Saturday, January 19, 2008

Druk, druk, druk

The Dutch Word of the Day often seems remarkably apt: it produced "Piekeren" (to worry, to brood, to ponder) on the days that we were having a management offsite to ponder company strategy, and, true to form, it suggested learning to use "Druk" (busy, crowded) during this week.

The busy-ness was caused by the arrival of our corporate VP-Research and a senior product planner from the US. Normally, these visits by executive management are boardroom sessions, all imagesuits, ties, PowerPoints and seriousness. They are formatted, rehearsed, and choreographed to within a minute of every hour, with clear objective statements up front and polite "Thank you" graphics at the end. Thus, the days leading up to the visit involve planning, preparation, and still more meetings.

In contrast, this visit turned out to be two days of genuine fun. The VP-Research is a refreshing (and sometimes frustrating) iconoclast: he refused to ride business class on the plane, and took the trains out from Schiphol to Arnhem (despite a shoulder with a torn rotator cuff, awaiting surgery next month). He hates being confronted with management presentations; he'd rather have the scientists serve up some data and spend an hour sifting his fingers through it to see what looks new or interesting. He hopped up on stage to argue that we need to give patients, not just doctors, a reason to want our implants, then suggested putting MP3 player, keyless automobile ignition, electronic point-of-sale payment, and imagesubway pass capability into it.

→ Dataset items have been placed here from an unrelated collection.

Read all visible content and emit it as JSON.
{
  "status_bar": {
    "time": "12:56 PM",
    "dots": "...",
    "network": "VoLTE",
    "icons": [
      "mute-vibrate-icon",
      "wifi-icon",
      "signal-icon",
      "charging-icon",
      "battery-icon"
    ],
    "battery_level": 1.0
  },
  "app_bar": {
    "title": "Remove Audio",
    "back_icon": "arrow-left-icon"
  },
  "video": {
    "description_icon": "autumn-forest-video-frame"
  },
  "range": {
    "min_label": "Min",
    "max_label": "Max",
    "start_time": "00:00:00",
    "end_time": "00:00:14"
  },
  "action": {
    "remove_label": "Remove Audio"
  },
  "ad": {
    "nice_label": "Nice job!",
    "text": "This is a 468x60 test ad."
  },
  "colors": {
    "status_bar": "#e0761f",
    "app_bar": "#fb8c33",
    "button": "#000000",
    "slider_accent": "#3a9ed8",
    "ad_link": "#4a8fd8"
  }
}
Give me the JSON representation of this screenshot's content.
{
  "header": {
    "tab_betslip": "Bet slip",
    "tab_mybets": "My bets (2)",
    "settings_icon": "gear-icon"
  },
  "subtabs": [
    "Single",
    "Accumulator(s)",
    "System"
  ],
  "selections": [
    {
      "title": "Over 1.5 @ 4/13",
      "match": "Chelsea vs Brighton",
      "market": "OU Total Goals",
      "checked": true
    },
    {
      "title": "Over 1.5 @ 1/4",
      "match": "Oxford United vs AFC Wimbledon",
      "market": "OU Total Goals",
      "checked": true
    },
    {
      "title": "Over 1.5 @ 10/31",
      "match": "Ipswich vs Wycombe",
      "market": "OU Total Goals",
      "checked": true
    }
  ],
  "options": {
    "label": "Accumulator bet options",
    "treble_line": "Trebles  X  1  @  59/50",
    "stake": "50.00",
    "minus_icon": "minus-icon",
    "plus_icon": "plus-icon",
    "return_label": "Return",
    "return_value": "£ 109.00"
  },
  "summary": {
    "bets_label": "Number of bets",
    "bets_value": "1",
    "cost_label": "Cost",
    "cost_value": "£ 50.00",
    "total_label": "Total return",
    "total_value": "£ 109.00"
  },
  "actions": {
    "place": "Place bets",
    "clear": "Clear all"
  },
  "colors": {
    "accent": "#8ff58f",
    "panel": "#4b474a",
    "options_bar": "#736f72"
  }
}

All of this, or course, delights the technical folks and drives the product planners and executive staff nuts. So much the better. So, it was a fun agenda to plan: brainstorming sessions with the development teams, a presentation to challenge the thinking of the design groups, a working hour with each of the research scientists with experiments planned or data to show. I warned everyone to come prepared and to engage in some direct "give and take" (not that the Dutch need much encouragement): in the end, everyone had fun and it put some fresh air into the rooms.

I was listening to a radio essay yesterday that reflected on how every mythology includes a trickster: someone who breaks the rules and challenges the traditions. I don't want the job, myself, but I happily acknowledge the value that they bring.

"The cure for boredom is curiosity. There is no cure for curiosity."

- Dorothy Parker

"If we knew what we were doing it wouldn't be research."

- Albert Einstein

"By seeking and blundering we learn."